Oscar Grant mural. Copy: Guardian UK
Oakland Mayor Jean Quan, who you’d imagine would have a handle on the characteristics, definitions, and desires of the Occupy movement because of the huge Occupy actions that have taken place in her city, still doesn’t understand what’s going on –or she understands and is merely bleating a platitude to quell reporters questions. In a recent interview she said she was going to “call some of the national leadership of Occupy this week,” and let them know that Occupy Oakland was “not nonviolent.”
(I’m not making that up, she said, “not nonviolent.”)
More Quan lunacy after the jump!
Continuing with the interview, she expounded on Occupy Oakland’s actions by saying, “What they are doing against the city economically is not nonviolent either. Every Saturday they are doing demonstrations and in my city that is my night of highest police need. They are taking away resources from my city …”
I’m not even going to get into the surreal-absurdist concept of “economic not nonviolence” because I’m afraid my eyes would explode out of my head and I’d grow a donkey tail while trying to understand it.

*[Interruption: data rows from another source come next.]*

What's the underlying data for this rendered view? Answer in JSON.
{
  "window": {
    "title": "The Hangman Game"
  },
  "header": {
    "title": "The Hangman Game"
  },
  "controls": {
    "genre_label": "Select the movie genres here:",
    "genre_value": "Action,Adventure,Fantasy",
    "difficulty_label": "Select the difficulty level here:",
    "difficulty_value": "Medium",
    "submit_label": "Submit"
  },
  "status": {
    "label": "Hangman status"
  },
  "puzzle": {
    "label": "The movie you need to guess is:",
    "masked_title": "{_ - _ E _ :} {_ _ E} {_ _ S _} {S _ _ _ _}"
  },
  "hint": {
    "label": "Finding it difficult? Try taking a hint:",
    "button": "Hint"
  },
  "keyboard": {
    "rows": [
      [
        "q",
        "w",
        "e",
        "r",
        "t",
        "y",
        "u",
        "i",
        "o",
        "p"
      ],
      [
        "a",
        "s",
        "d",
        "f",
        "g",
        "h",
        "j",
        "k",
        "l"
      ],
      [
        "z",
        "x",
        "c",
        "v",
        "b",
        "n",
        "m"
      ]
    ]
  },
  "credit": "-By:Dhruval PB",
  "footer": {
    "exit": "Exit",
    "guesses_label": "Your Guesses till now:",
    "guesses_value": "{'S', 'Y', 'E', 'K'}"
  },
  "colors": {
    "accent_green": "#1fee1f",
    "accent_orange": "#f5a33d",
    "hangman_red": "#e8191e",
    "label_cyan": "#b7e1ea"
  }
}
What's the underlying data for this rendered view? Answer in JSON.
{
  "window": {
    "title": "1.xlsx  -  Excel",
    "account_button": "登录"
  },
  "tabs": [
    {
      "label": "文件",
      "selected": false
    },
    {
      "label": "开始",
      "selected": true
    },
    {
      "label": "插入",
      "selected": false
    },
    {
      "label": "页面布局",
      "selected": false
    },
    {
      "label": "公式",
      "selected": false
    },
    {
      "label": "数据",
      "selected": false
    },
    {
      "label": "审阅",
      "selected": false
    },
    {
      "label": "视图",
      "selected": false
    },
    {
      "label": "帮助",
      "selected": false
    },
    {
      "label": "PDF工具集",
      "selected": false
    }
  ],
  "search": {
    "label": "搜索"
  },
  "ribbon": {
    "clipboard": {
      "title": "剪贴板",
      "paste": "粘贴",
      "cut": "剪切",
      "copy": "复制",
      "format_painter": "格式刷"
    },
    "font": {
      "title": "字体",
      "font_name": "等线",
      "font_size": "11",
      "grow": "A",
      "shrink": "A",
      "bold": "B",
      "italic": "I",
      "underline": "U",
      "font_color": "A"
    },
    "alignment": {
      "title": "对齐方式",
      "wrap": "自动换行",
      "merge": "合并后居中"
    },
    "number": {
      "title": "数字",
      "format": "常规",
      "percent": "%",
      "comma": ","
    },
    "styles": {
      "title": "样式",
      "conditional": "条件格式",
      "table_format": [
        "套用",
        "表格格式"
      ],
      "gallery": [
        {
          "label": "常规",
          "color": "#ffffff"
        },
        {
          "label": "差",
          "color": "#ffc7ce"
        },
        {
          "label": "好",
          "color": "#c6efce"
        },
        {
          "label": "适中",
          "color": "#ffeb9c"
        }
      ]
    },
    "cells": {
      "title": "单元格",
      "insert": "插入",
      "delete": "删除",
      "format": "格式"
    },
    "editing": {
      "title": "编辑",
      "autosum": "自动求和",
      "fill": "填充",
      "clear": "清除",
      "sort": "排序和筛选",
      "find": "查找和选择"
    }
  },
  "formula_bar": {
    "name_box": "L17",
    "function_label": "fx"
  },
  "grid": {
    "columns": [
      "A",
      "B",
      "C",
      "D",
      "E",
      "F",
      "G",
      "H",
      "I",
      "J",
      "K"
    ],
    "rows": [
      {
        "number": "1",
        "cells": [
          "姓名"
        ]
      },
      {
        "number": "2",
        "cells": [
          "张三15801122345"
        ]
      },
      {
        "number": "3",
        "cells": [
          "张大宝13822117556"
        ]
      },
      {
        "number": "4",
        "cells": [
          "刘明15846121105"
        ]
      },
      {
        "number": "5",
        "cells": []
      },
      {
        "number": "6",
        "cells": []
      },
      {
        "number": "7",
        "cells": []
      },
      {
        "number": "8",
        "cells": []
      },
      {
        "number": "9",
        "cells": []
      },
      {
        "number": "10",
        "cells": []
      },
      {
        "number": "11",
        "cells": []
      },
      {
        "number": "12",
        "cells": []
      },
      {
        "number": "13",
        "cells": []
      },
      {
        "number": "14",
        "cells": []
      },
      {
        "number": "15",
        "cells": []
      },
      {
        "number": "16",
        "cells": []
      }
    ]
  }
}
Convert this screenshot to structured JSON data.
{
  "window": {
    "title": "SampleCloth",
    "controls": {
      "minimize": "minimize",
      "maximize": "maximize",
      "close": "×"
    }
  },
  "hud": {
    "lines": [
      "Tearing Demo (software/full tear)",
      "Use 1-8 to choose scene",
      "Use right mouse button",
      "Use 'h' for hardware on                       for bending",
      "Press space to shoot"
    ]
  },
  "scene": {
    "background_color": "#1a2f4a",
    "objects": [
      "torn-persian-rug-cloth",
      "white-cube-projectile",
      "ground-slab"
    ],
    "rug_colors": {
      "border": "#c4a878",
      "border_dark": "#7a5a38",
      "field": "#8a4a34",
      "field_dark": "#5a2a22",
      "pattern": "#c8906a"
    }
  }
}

What I’d rather point you toward is her pending phone call with Occupy “national leadership.” You know, the national leaders. What’re their names? Well, apparently Jean knows and she’s going to get ‘em on the blower this week to convince them to condemn their Oakland Chapter for being “not nonviolent.”
In another interview, Quan blames Occupy (natch), the media, Occupy’s own media, racism, and misogyny for police clashes in her city. In short, everything and everyone is to blame except her and the police. (Pssst! Mayor Quan, if you bump your shoulder into ten people in one day, it’s not their fault.)
Let’s recap. This week a federal judge threatend Mayor Quan and the Oakland Police that they might face a federal takeover of their force because of previous corruptions, beatings, framings, brutality, and Mayor Quan’s slow adoption of needed reform. And no other city in the country has had the scale of riots that Oakland has seen in the past six months.
Now, what seems to be the problem? Occupy and the media (certainly not the Oakland police and Mayor Quan herself.) What’s the solution? Call the national leaders of course! What will they talk about? Occupy Oakland’s not nonviolence, including economic not nonviolence!
The situation would be far less ridiculous and wacky if Mayor Quan simply held a press conference in which she informed us all that she’d be focusing her efforts on her one true passion: unicorn racing.